There is not much research on growth and performance in high school female runners. In fact, it took several articles for me to figure out that growth could be negatively affecting my performance. Since then, professional runner Lauren Fleshman released an excellent article on the topic: Read it. No one had warned me that I might encounter this obstacle in my career. No one was able to advise me on what it would be like and if I could do anything about it. Instead, I was told the linear male narrative: work hard, and you'll get better; the winners are the ones who put in the most miles.
The information on the impact of growth on female high school distance runners on the internet is largely negative. The growth period has been described as a "cruel twist," and "an uphill battle," and "a decline" and "running against the clock." The articles and personal accounts I read sent me cowering over my iPad with tears blotching out the screen. Three years of something that made me so gratified and alive and my fate was to be a "cruel" slowdown?
I plateaued through the sophomore cross country and yoyoed through track season but continued to believe in myself and my dreams and my hard work. I still felt confident that my body would even out, and I would speed up because I knew I didn't have an iron deficiency and have avoided eating disorders and stress fractures. And anyway, I wouldn't be a competitive dream chaser if I didn't hope.
Junior year fulfilled none of those hopes and dreams. Instead, my performance, confidence, and passion took a major plummet further down. Until it hit rock bottom, the point where everything felt shattered.
A big part of me didn't want to climb out of the hole. I considered walking away and finding a different passion to dedicate my life to. Ultimately, I convinced myself to train again because I needed the exercise for my health and mood, and besides, I was a team captain.
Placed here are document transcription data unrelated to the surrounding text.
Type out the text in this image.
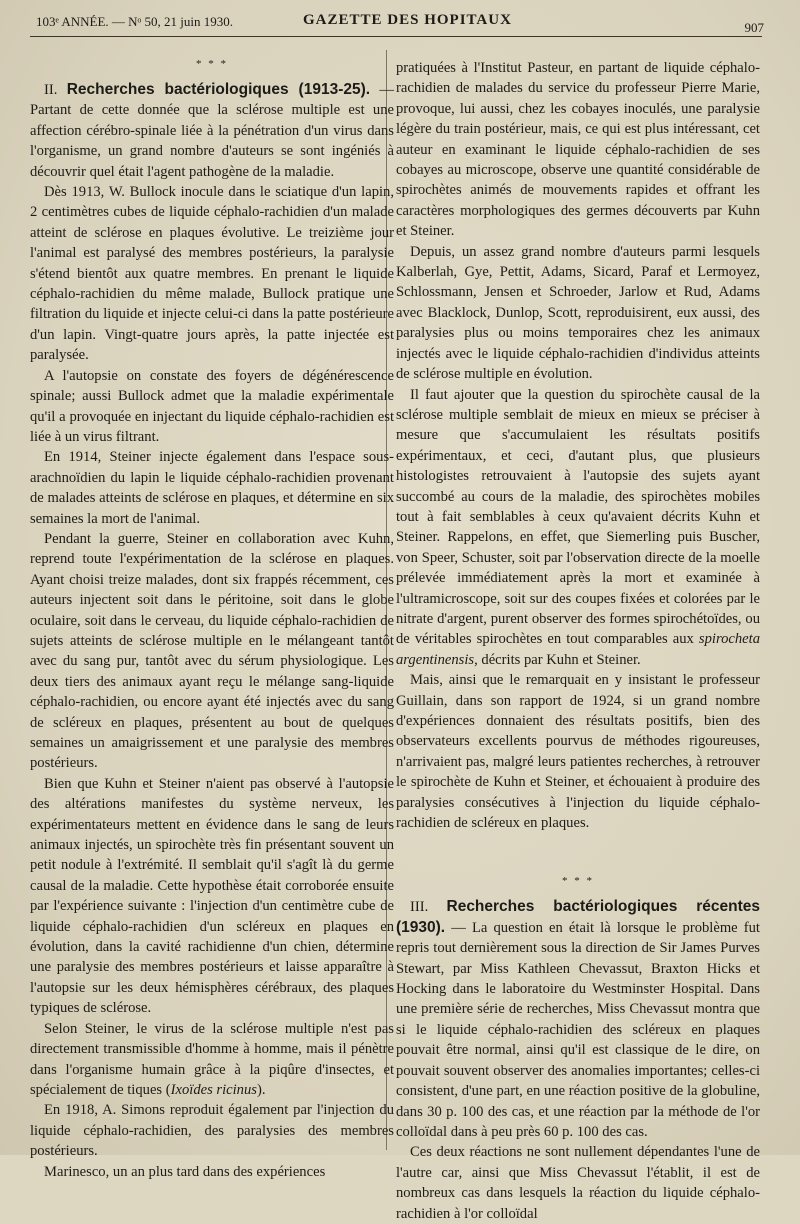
103ᵉ ANNÉE. — Nᵒ 50, 21 juin 1930.	GAZETTE DES HOPITAUX	907
* * *

II. Recherches bactériologiques (1913-25). — Partant de cette donnée que la sclérose multiple est une affection cérébro-spinale liée à la pénétration d'un virus dans l'organisme, un grand nombre d'auteurs se sont ingéniés à découvrir quel était l'agent pathogène de la maladie.

Dès 1913, W. Bullock inocule dans le sciatique d'un lapin, 2 centimètres cubes de liquide céphalo-rachidien d'un malade atteint de sclérose en plaques évolutive. Le treizième jour l'animal est paralysé des membres postérieurs, la paralysie s'étend bientôt aux quatre membres. En prenant le liquide céphalo-rachidien du même malade, Bullock pratique une filtration du liquide et injecte celui-ci dans la patte postérieure d'un lapin. Vingt-quatre jours après, la patte injectée est paralysée.

A l'autopsie on constate des foyers de dégénérescence spinale; aussi Bullock admet que la maladie expérimentale qu'il a provoquée en injectant du liquide céphalo-rachidien est liée à un virus filtrant.

En 1914, Steiner injecte également dans l'espace sous-arachnoïdien du lapin le liquide céphalo-rachidien provenant de malades atteints de sclérose en plaques, et détermine en six semaines la mort de l'animal.

Pendant la guerre, Steiner en collaboration avec Kuhn, reprend toute l'expérimentation de la sclérose en plaques. Ayant choisi treize malades, dont six frappés récemment, ces auteurs injectent soit dans le péritoine, soit dans le globe oculaire, soit dans le cerveau, du liquide céphalo-rachidien de sujets atteints de sclérose multiple en le mélangeant tantôt avec du sang pur, tantôt avec du sérum physiologique. Les deux tiers des animaux ayant reçu le mélange sang-liquide céphalo-rachidien, ou encore ayant été injectés avec du sang de scléreux en plaques, présentent au bout de quelques semaines un amaigrissement et une paralysie des membres postérieurs.

Bien que Kuhn et Steiner n'aient pas observé à l'autopsie des altérations manifestes du système nerveux, les expérimentateurs mettent en évidence dans le sang de leurs animaux injectés, un spirochète très fin présentant souvent un petit nodule à l'extrémité. Il semblait qu'il s'agît là du germe causal de la maladie. Cette hypothèse était corroborée ensuite par l'expérience suivante : l'injection d'un centimètre cube de liquide céphalo-rachidien d'un scléreux en plaques en évolution, dans la cavité rachidienne d'un chien, détermine une paralysie des membres postérieurs et laisse apparaître à l'autopsie sur les deux hémisphères cérébraux, des plaques typiques de sclérose.

Selon Steiner, le virus de la sclérose multiple n'est pas directement transmissible d'homme à homme, mais il pénètre dans l'organisme humain grâce à la piqûre d'insectes, et spécialement de tiques (Ixoïdes ricinus).

En 1918, A. Simons reproduit également par l'injection du liquide céphalo-rachidien, des paralysies des membres postérieurs.

Marinesco, un an plus tard dans des expériences

pratiquées à l'Institut Pasteur, en partant de liquide céphalo-rachidien de malades du service du professeur Pierre Marie, provoque, lui aussi, chez les cobayes inoculés, une paralysie légère du train postérieur, mais, ce qui est plus intéressant, cet auteur en examinant le liquide céphalo-rachidien de ses cobayes au microscope, observe une quantité considérable de spirochètes animés de mouvements rapides et offrant les caractères morphologiques des germes découverts par Kuhn et Steiner.

Depuis, un assez grand nombre d'auteurs parmi lesquels Kalberlah, Gye, Pettit, Adams, Sicard, Paraf et Lermoyez, Schlossmann, Jensen et Schroeder, Jarlow et Rud, Adams avec Blacklock, Dunlop, Scott, reproduisirent, eux aussi, des paralysies plus ou moins temporaires chez les animaux injectés avec le liquide céphalo-rachidien d'individus atteints de sclérose multiple en évolution.

Il faut ajouter que la question du spirochète causal de la sclérose multiple semblait de mieux en mieux se préciser à mesure que s'accumulaient les résultats positifs expérimentaux, et ceci, d'autant plus, que plusieurs histologistes retrouvaient à l'autopsie des sujets ayant succombé au cours de la maladie, des spirochètes mobiles tout à fait semblables à ceux qu'avaient décrits Kuhn et Steiner. Rappelons, en effet, que Siemerling puis Buscher, von Speer, Schuster, soit par l'observation directe de la moelle prélevée immédiatement après la mort et examinée à l'ultramicroscope, soit sur des coupes fixées et colorées par le nitrate d'argent, purent observer des formes spirochétoïdes, ou de véritables spirochètes en tout comparables aux spirocheta argentinensis, décrits par Kuhn et Steiner.

Mais, ainsi que le remarquait en y insistant le professeur Guillain, dans son rapport de 1924, si un grand nombre d'expériences donnaient des résultats positifs, bien des observateurs excellents pourvus de méthodes rigoureuses, n'arrivaient pas, malgré leurs patientes recherches, à retrouver le spirochète de Kuhn et Steiner, et échouaient à produire des paralysies consécutives à l'injection du liquide céphalo-rachidien de scléreux en plaques.

* * *

III. Recherches bactériologiques récentes (1930). — La question en était là lorsque le problème fut repris tout dernièrement sous la direction de Sir James Purves Stewart, par Miss Kathleen Chevassut, Braxton Hicks et Hocking dans le laboratoire du Westminster Hospital. Dans une première série de recherches, Miss Chevassut montra que si le liquide céphalo-rachidien des scléreux en plaques pouvait être normal, ainsi qu'il est classique de le dire, on pouvait souvent observer des anomalies importantes; celles-ci consistent, d'une part, en une réaction positive de la globuline, dans 30 p. 100 des cas, et une réaction par la méthode de l'or colloïdal dans à peu près 60 p. 100 des cas.

Ces deux réactions ne sont nullement dépendantes l'une de l'autre car, ainsi que Miss Chevassut l'établit, il est de nombreux cas dans lesquels la réaction du liquide céphalo-rachidien à l'or colloïdal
And, maybe, if the sport had made me happy once, I could find that joy again.
So I tentatively tried again, running only for the things I listed above, not out of any expectations that I would get faster. But my season didn't start too badly. I surprised myself a bit and really started to love my teammates and, yes, even the sport itself again. I lined up at state excited but desperately hoping I would PR and that it wouldn't be my freshman time that lived past my career on the school record board.
And guess what? I blew myself away that day. I dropped 40 seconds off my season best and 24 from my PR. As it turned out, I had needed to let my body grow to reach my potential.
For two years, I seemed to be that girl who would never perform as a woman, the one who was experiencing the "cruel twist" in her career and would never be the athlete she once was. I was the crazy horror story that I once feared I would become.
But those two years ended up being the best investment in myself I could make. Not only did I get faster afterward because I persevered while my body was changing, but the strength and mental endurance I gained from dealing with failure have made me incredibly bold and confident. Now, I am happier in my sport and don't take anything for granted. The media was wrong, and it needs to shift its narrative on growth in high school girls. We need to realize that while we may encounter slumps, periods of declined performance don't necessarily mean a failed career, they mean we are growing into faster and stronger people.